Both rules exist because the target language can call your methods from any thread. Without synchronization, concurrent &mut self calls cause undefined behavior.

But synchronization has a cost. If you control thread access in the target language - for example, you only use the object from the main thread, or you wrap it in your own synchronization - you’re paying for locks you don’t need.

#[export(single_threaded)] disables both checks:

pub struct FastCounter {
    value: i32,
}

#[export(single_threaded)]
impl FastCounter {
    pub fn new() -> Self {
        FastCounter { value: 0 }
    }
    
    pub fn increment(&mut self) {
        self.value += 1;
    }
    
    pub fn get(&self) -> i32 {
        self.value
    }
}

No synchronization overhead. The tradeoff is that thread safety is now your responsibility. If two threads call methods on this object at the same time, that’s undefined behavior.
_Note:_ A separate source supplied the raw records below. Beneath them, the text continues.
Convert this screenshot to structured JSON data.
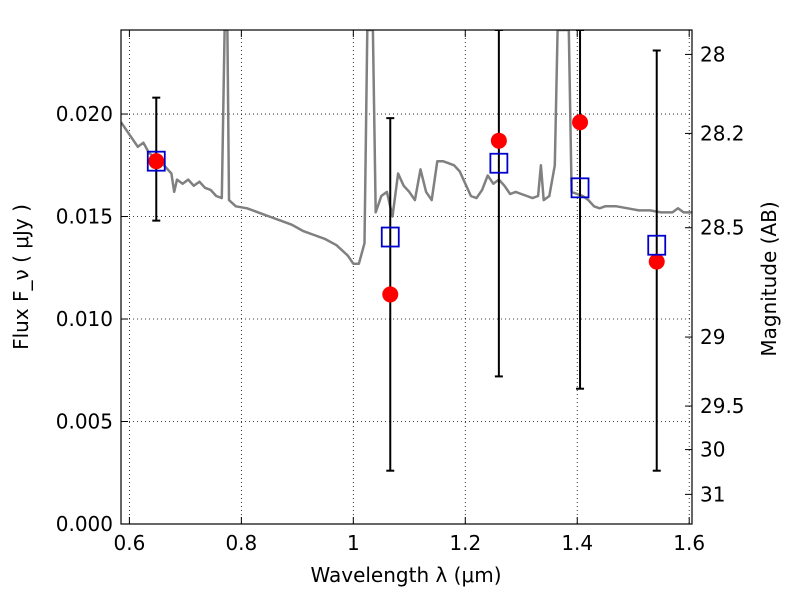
{
  "chart_data": {
    "type": "scatter",
    "xlabel": "Wavelength  λ (μm)",
    "ylabel": "Flux  F_ν  ( μJy )",
    "ylabel_right": "Magnitude (AB)",
    "xlim": [
      0.585,
      1.605
    ],
    "ylim": [
      0.0,
      0.0241
    ],
    "grid": true,
    "x_ticks": [
      {
        "value": 0.6,
        "label": "0.6"
      },
      {
        "value": 0.8,
        "label": "0.8"
      },
      {
        "value": 1.0,
        "label": "1"
      },
      {
        "value": 1.2,
        "label": "1.2"
      },
      {
        "value": 1.4,
        "label": "1.4"
      },
      {
        "value": 1.6,
        "label": "1.6"
      }
    ],
    "y_ticks": [
      {
        "value": 0.0,
        "label": "0.000"
      },
      {
        "value": 0.005,
        "label": "0.005"
      },
      {
        "value": 0.01,
        "label": "0.010"
      },
      {
        "value": 0.015,
        "label": "0.015"
      },
      {
        "value": 0.02,
        "label": "0.020"
      }
    ],
    "right_ticks": [
      {
        "mag": 28,
        "label": "28"
      },
      {
        "mag": 28.2,
        "label": "28.2"
      },
      {
        "mag": 28.5,
        "label": "28.5"
      },
      {
        "mag": 29,
        "label": "29"
      },
      {
        "mag": 29.5,
        "label": "29.5"
      },
      {
        "mag": 30,
        "label": "30"
      },
      {
        "mag": 31,
        "label": "31"
      }
    ],
    "series": [
      {
        "type": "line",
        "color": "#808080",
        "points": [
          [
            0.585,
            0.0196
          ],
          [
            0.595,
            0.0192
          ],
          [
            0.605,
            0.0188
          ],
          [
            0.615,
            0.0184
          ],
          [
            0.625,
            0.0186
          ],
          [
            0.635,
            0.0181
          ],
          [
            0.645,
            0.0179
          ],
          [
            0.655,
            0.0177
          ],
          [
            0.665,
            0.0174
          ],
          [
            0.675,
            0.0171
          ],
          [
            0.68,
            0.0162
          ],
          [
            0.685,
            0.0168
          ],
          [
            0.695,
            0.0166
          ],
          [
            0.705,
            0.0168
          ],
          [
            0.715,
            0.0165
          ],
          [
            0.725,
            0.0167
          ],
          [
            0.735,
            0.0164
          ],
          [
            0.745,
            0.0163
          ],
          [
            0.755,
            0.016
          ],
          [
            0.765,
            0.0159
          ],
          [
            0.77,
            0.0241
          ],
          [
            0.775,
            0.0241
          ],
          [
            0.778,
            0.0158
          ],
          [
            0.79,
            0.0155
          ],
          [
            0.81,
            0.0154
          ],
          [
            0.83,
            0.0152
          ],
          [
            0.85,
            0.015
          ],
          [
            0.87,
            0.0148
          ],
          [
            0.89,
            0.0146
          ],
          [
            0.91,
            0.0143
          ],
          [
            0.93,
            0.0141
          ],
          [
            0.95,
            0.0139
          ],
          [
            0.97,
            0.0136
          ],
          [
            0.99,
            0.0131
          ],
          [
            1.0,
            0.0127
          ],
          [
            1.01,
            0.0127
          ],
          [
            1.02,
            0.0137
          ],
          [
            1.025,
            0.0241
          ],
          [
            1.035,
            0.0241
          ],
          [
            1.04,
            0.0152
          ],
          [
            1.05,
            0.016
          ],
          [
            1.06,
            0.0162
          ],
          [
            1.07,
            0.015
          ],
          [
            1.08,
            0.0171
          ],
          [
            1.09,
            0.0165
          ],
          [
            1.1,
            0.0162
          ],
          [
            1.11,
            0.0158
          ],
          [
            1.12,
            0.0173
          ],
          [
            1.13,
            0.0162
          ],
          [
            1.14,
            0.0158
          ],
          [
            1.15,
            0.0177
          ],
          [
            1.16,
            0.0177
          ],
          [
            1.17,
            0.0176
          ],
          [
            1.18,
            0.0175
          ],
          [
            1.19,
            0.0172
          ],
          [
            1.2,
            0.0166
          ],
          [
            1.21,
            0.016
          ],
          [
            1.22,
            0.0159
          ],
          [
            1.23,
            0.0163
          ],
          [
            1.24,
            0.017
          ],
          [
            1.25,
            0.0166
          ],
          [
            1.26,
            0.0168
          ],
          [
            1.27,
            0.0165
          ],
          [
            1.28,
            0.0161
          ],
          [
            1.29,
            0.0162
          ],
          [
            1.3,
            0.0161
          ],
          [
            1.31,
            0.016
          ],
          [
            1.32,
            0.0159
          ],
          [
            1.33,
            0.016
          ],
          [
            1.335,
            0.0175
          ],
          [
            1.34,
            0.0158
          ],
          [
            1.35,
            0.016
          ],
          [
            1.36,
            0.0175
          ],
          [
            1.365,
            0.0241
          ],
          [
            1.385,
            0.0241
          ],
          [
            1.39,
            0.0162
          ],
          [
            1.4,
            0.0161
          ],
          [
            1.41,
            0.016
          ],
          [
            1.42,
            0.0158
          ],
          [
            1.43,
            0.0155
          ],
          [
            1.44,
            0.0154
          ],
          [
            1.45,
            0.0155
          ],
          [
            1.47,
            0.0155
          ],
          [
            1.49,
            0.0154
          ],
          [
            1.51,
            0.0153
          ],
          [
            1.53,
            0.0153
          ],
          [
            1.55,
            0.0152
          ],
          [
            1.57,
            0.0152
          ],
          [
            1.58,
            0.0154
          ],
          [
            1.59,
            0.0152
          ],
          [
            1.605,
            0.0152
          ]
        ]
      },
      {
        "type": "errorbar",
        "color": "#000000",
        "points": [
          {
            "x": 0.648,
            "low": 0.0148,
            "high": 0.0208
          },
          {
            "x": 1.066,
            "low": 0.0026,
            "high": 0.0198
          },
          {
            "x": 1.26,
            "low": 0.0072,
            "high": 0.0241
          },
          {
            "x": 1.405,
            "low": 0.0066,
            "high": 0.0241
          },
          {
            "x": 1.542,
            "low": 0.0026,
            "high": 0.0231
          }
        ]
      },
      {
        "type": "scatter",
        "marker": "circle",
        "color": "#ff0000",
        "points": [
          [
            0.648,
            0.0177
          ],
          [
            1.066,
            0.0112
          ],
          [
            1.26,
            0.0187
          ],
          [
            1.405,
            0.0196
          ],
          [
            1.542,
            0.0128
          ]
        ]
      },
      {
        "type": "scatter",
        "marker": "square-open",
        "color": "#0000cc",
        "points": [
          [
            0.648,
            0.0177
          ],
          [
            1.066,
            0.014
          ],
          [
            1.26,
            0.0176
          ],
          [
            1.405,
            0.0164
          ],
          [
            1.542,
            0.0136
          ]
        ]
      }
    ]
  }
}
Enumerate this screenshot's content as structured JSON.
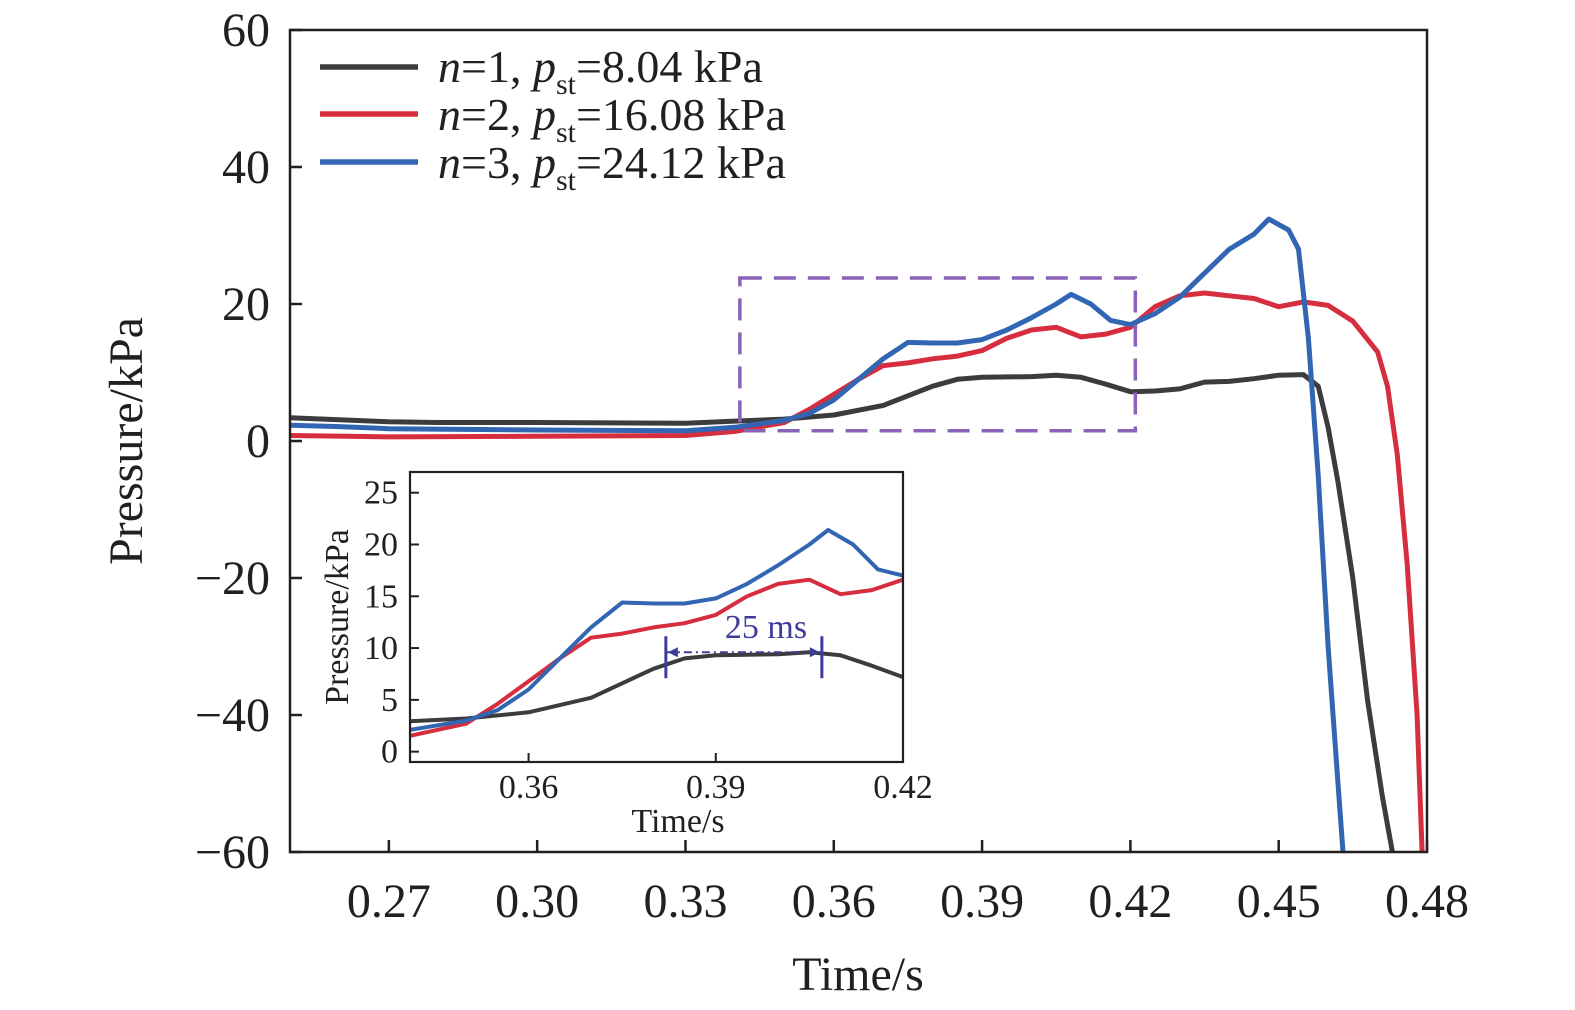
{
  "chart_data": [
    {
      "type": "line",
      "xlabel": "Time/s",
      "ylabel": "Pressure/kPa",
      "xlim": [
        0.25,
        0.48
      ],
      "ylim": [
        -60,
        60
      ],
      "xticks": [
        "0.27",
        "0.30",
        "0.33",
        "0.36",
        "0.39",
        "0.42",
        "0.45",
        "0.48"
      ],
      "yticks": [
        "60",
        "40",
        "20",
        "0",
        "−20",
        "−40",
        "−60"
      ],
      "legend_position": "top-left",
      "series": [
        {
          "name": "n=1, pst=8.04 kPa",
          "label": {
            "n": "n",
            "n_val": "=1, ",
            "p": "p",
            "sub": "st",
            "p_val": "=8.04 kPa"
          },
          "color": "#3c3c3e",
          "points": [
            [
              0.25,
              3.4
            ],
            [
              0.26,
              3.1
            ],
            [
              0.27,
              2.8
            ],
            [
              0.28,
              2.7
            ],
            [
              0.3,
              2.7
            ],
            [
              0.33,
              2.6
            ],
            [
              0.34,
              2.9
            ],
            [
              0.35,
              3.2
            ],
            [
              0.36,
              3.8
            ],
            [
              0.37,
              5.2
            ],
            [
              0.375,
              6.6
            ],
            [
              0.38,
              8.0
            ],
            [
              0.385,
              9.0
            ],
            [
              0.39,
              9.3
            ],
            [
              0.4,
              9.4
            ],
            [
              0.405,
              9.6
            ],
            [
              0.41,
              9.3
            ],
            [
              0.415,
              8.3
            ],
            [
              0.42,
              7.2
            ],
            [
              0.425,
              7.3
            ],
            [
              0.43,
              7.6
            ],
            [
              0.435,
              8.6
            ],
            [
              0.44,
              8.7
            ],
            [
              0.445,
              9.1
            ],
            [
              0.45,
              9.6
            ],
            [
              0.455,
              9.7
            ],
            [
              0.458,
              8.0
            ],
            [
              0.46,
              2.0
            ],
            [
              0.462,
              -6.0
            ],
            [
              0.465,
              -20.0
            ],
            [
              0.468,
              -38.0
            ],
            [
              0.471,
              -52.0
            ],
            [
              0.473,
              -60.0
            ]
          ]
        },
        {
          "name": "n=2, pst=16.08 kPa",
          "label": {
            "n": "n",
            "n_val": "=2, ",
            "p": "p",
            "sub": "st",
            "p_val": "=16.08 kPa"
          },
          "color": "#d62e3f",
          "points": [
            [
              0.25,
              0.8
            ],
            [
              0.27,
              0.6
            ],
            [
              0.3,
              0.7
            ],
            [
              0.33,
              0.8
            ],
            [
              0.34,
              1.4
            ],
            [
              0.35,
              2.7
            ],
            [
              0.355,
              4.6
            ],
            [
              0.36,
              6.8
            ],
            [
              0.365,
              9.0
            ],
            [
              0.37,
              11.0
            ],
            [
              0.375,
              11.4
            ],
            [
              0.38,
              12.0
            ],
            [
              0.385,
              12.4
            ],
            [
              0.39,
              13.2
            ],
            [
              0.395,
              15.0
            ],
            [
              0.4,
              16.2
            ],
            [
              0.405,
              16.6
            ],
            [
              0.41,
              15.2
            ],
            [
              0.415,
              15.6
            ],
            [
              0.42,
              16.6
            ],
            [
              0.425,
              19.6
            ],
            [
              0.43,
              21.2
            ],
            [
              0.435,
              21.6
            ],
            [
              0.44,
              21.2
            ],
            [
              0.445,
              20.8
            ],
            [
              0.45,
              19.6
            ],
            [
              0.455,
              20.3
            ],
            [
              0.46,
              19.8
            ],
            [
              0.465,
              17.5
            ],
            [
              0.47,
              13.0
            ],
            [
              0.472,
              8.0
            ],
            [
              0.474,
              -2.0
            ],
            [
              0.476,
              -18.0
            ],
            [
              0.478,
              -40.0
            ],
            [
              0.479,
              -60.0
            ]
          ]
        },
        {
          "name": "n=3, pst=24.12 kPa",
          "label": {
            "n": "n",
            "n_val": "=3, ",
            "p": "p",
            "sub": "st",
            "p_val": "=24.12 kPa"
          },
          "color": "#3266b2",
          "points": [
            [
              0.25,
              2.3
            ],
            [
              0.26,
              2.1
            ],
            [
              0.27,
              1.8
            ],
            [
              0.3,
              1.6
            ],
            [
              0.33,
              1.5
            ],
            [
              0.34,
              2.0
            ],
            [
              0.35,
              3.0
            ],
            [
              0.355,
              4.0
            ],
            [
              0.36,
              6.0
            ],
            [
              0.365,
              9.0
            ],
            [
              0.37,
              12.0
            ],
            [
              0.375,
              14.4
            ],
            [
              0.38,
              14.3
            ],
            [
              0.385,
              14.3
            ],
            [
              0.39,
              14.8
            ],
            [
              0.395,
              16.2
            ],
            [
              0.4,
              18.0
            ],
            [
              0.405,
              20.0
            ],
            [
              0.408,
              21.4
            ],
            [
              0.412,
              20.0
            ],
            [
              0.416,
              17.6
            ],
            [
              0.42,
              17.0
            ],
            [
              0.425,
              18.6
            ],
            [
              0.43,
              21.0
            ],
            [
              0.435,
              24.5
            ],
            [
              0.44,
              28.0
            ],
            [
              0.445,
              30.2
            ],
            [
              0.448,
              32.4
            ],
            [
              0.452,
              30.8
            ],
            [
              0.454,
              28.0
            ],
            [
              0.456,
              15.0
            ],
            [
              0.458,
              -5.0
            ],
            [
              0.46,
              -30.0
            ],
            [
              0.462,
              -50.0
            ],
            [
              0.463,
              -60.0
            ]
          ]
        }
      ],
      "highlight_box": {
        "x": [
          0.341,
          0.421
        ],
        "y": [
          1.5,
          23.8
        ],
        "color": "#8a63b8"
      }
    },
    {
      "type": "line",
      "inset": true,
      "xlabel": "Time/s",
      "ylabel": "Pressure/kPa",
      "xlim": [
        0.341,
        0.42
      ],
      "ylim": [
        -1,
        27
      ],
      "xticks": [
        "0.36",
        "0.39",
        "0.42"
      ],
      "yticks": [
        "25",
        "20",
        "15",
        "10",
        "5",
        "0"
      ],
      "annotation": {
        "text": "25 ms",
        "x": [
          0.382,
          0.407
        ],
        "y": 9.6,
        "color": "#3d3d99"
      }
    }
  ]
}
When to use single_threaded

Use single_threaded when:

  • The object is only accessed from the main thread (UI components, view models)
  • You wrap the object in your own synchronization in the target language
  • You’re building a single-threaded application (WASM, embedded)
  • Profiling shows synchronization is a bottleneck and you can guarantee single-threaded access

Don’t use it just to avoid writing thread-safe code. The default (&self + Mutex) is safer and the overhead is often negligible.

Performance comparison

In benchmarks, single_threaded mode is roughly 4x faster for method calls that would otherwise need mutex locks:

ModeTime per 1000 increments
&self + Mutex~5 μs
&mut self + single_threaded~1 μs

The difference matters in tight loops. For most applications, 5 microseconds per thousand calls is not a bottleneck.

Memory management

The Rust struct lives in Rust’s heap. The target language holds a reference to it. When the target language’s object is deallocated (garbage collected, reference count hits zero, etc.), BoltFFI drops the Rust struct.

You don’t need to manually free anything. But be aware: the Rust object stays alive as long as the target language holds a reference. If you store a class instance in a long-lived collection, the Rust memory stays allocated.